Koniambo has been exploited prior to the Second World War by SLN, the French-owned company that controlled 90% of nickel production on the islands at that time, but had since ceased. Following practices of the time, indentured labour was used, working in harsh conditions, brought in  from Vietnam and other countries.

Discussions begun to extend mining on the massif in the 1990s after deals had been struck to give some political independence to the new northern Province, dominated by the Kanak, after violent clashes between French loyalists and independence supporters in the 1980s. Northern Kanak interests sought an industrial project that could give them a measure of economic independence from France.

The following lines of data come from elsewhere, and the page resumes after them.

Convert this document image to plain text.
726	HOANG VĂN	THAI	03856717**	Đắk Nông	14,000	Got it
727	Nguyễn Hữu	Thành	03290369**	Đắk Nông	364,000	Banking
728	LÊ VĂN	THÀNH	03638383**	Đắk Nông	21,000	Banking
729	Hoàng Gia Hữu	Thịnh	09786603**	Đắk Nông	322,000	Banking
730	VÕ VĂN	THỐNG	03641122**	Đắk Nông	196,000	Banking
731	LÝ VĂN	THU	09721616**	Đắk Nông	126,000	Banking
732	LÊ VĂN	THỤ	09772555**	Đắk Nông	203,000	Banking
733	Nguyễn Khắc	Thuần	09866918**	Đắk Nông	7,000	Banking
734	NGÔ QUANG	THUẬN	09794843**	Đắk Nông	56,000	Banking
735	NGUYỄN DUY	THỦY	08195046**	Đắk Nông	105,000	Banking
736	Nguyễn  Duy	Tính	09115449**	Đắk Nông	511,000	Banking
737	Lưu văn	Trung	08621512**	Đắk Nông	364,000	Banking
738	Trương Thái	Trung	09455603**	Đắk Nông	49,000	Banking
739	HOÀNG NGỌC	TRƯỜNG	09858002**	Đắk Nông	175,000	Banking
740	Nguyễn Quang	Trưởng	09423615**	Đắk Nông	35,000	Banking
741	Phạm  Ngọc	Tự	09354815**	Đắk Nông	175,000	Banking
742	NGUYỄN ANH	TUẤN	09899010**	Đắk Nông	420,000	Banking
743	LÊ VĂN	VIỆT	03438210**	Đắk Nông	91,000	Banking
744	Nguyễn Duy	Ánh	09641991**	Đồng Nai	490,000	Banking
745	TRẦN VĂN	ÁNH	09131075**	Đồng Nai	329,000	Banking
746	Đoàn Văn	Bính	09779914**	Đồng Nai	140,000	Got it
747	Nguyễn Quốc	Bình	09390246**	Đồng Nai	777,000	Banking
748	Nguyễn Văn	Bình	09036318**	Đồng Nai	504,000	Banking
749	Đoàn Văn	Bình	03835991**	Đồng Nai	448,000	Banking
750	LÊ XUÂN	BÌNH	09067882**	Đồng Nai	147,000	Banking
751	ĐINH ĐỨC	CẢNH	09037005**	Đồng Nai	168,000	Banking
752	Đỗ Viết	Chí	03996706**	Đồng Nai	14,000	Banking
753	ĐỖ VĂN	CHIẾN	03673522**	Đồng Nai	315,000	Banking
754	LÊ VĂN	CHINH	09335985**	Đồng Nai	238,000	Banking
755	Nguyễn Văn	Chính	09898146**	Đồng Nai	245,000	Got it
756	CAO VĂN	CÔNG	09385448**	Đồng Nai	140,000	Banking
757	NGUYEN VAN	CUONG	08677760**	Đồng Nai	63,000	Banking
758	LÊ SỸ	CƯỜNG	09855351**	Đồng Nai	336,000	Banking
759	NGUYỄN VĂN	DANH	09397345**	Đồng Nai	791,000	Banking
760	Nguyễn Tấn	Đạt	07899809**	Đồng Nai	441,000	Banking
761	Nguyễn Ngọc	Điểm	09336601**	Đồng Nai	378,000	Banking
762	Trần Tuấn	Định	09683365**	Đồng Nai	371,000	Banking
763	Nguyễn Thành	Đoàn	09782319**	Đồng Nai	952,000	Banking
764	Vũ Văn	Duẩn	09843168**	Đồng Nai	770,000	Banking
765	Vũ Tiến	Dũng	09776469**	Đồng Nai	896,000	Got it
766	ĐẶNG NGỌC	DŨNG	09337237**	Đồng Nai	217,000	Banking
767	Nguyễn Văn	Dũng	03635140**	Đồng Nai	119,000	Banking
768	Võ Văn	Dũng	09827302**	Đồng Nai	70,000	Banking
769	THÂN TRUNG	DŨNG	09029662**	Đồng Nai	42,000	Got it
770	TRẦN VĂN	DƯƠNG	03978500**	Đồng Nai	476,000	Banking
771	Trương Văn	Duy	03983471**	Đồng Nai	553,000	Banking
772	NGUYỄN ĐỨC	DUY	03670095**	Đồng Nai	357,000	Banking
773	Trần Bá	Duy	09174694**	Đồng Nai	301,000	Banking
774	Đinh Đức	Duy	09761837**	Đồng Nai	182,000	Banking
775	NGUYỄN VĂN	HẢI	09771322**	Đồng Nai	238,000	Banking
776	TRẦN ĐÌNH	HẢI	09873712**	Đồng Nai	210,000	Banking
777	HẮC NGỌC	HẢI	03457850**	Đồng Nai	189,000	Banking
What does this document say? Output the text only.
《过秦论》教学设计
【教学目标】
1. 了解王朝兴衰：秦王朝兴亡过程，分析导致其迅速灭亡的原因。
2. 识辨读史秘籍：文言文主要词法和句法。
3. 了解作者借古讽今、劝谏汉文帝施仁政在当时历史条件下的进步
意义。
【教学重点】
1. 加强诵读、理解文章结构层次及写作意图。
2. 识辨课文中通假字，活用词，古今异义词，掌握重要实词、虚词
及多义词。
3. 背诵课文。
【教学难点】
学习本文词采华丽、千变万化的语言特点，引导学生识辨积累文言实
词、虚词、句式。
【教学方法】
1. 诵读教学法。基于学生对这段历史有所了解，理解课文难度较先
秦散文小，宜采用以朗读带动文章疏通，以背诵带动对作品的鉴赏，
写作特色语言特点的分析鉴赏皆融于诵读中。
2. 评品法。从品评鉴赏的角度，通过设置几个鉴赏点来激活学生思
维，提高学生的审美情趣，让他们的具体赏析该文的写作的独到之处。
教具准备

The signing of the ‘Bercy Agreements’ in 1998 permitted development to proceed, but required a new port, power station to fuel the country's second nickel smelter, and an 11 km long conveyor from the massif to the smelter. The brokering of this deal by André Dang Van Nha, an important industrialist sympathetic to Kanak interests, and other key individuals involved a swap of mining titles with other SLN nickel mines, political interventions, and clever bargaining to provide financing and a supply of nickel to the smelter development. The US$5.3 billion plant at Vavouto is now operated by Koniambo Nickel SAS (KNS), a joint venture between the Northern Province’s SMSP and the transnational conglomerate Glencore-Xstrata. The Northern Province has a 51% share, making this one of the largest mines in the world with majority Indigenous ownership and control.

The mine and smelter started production in 2014, unfortunately at a time when nickel prices were low, and production targets have not yet been met due to series of problems with the smelter.  André Dang, now in his 70s, is still President and CEO of SMSP, and strongly protective of New Caledonian ownership in its mining interests. By a quirk of fate, he was born at Koniambo to an indentured Vietnamese labourer in 1936, and his father, who died in 1937 in a mining accident, is buried at Voh.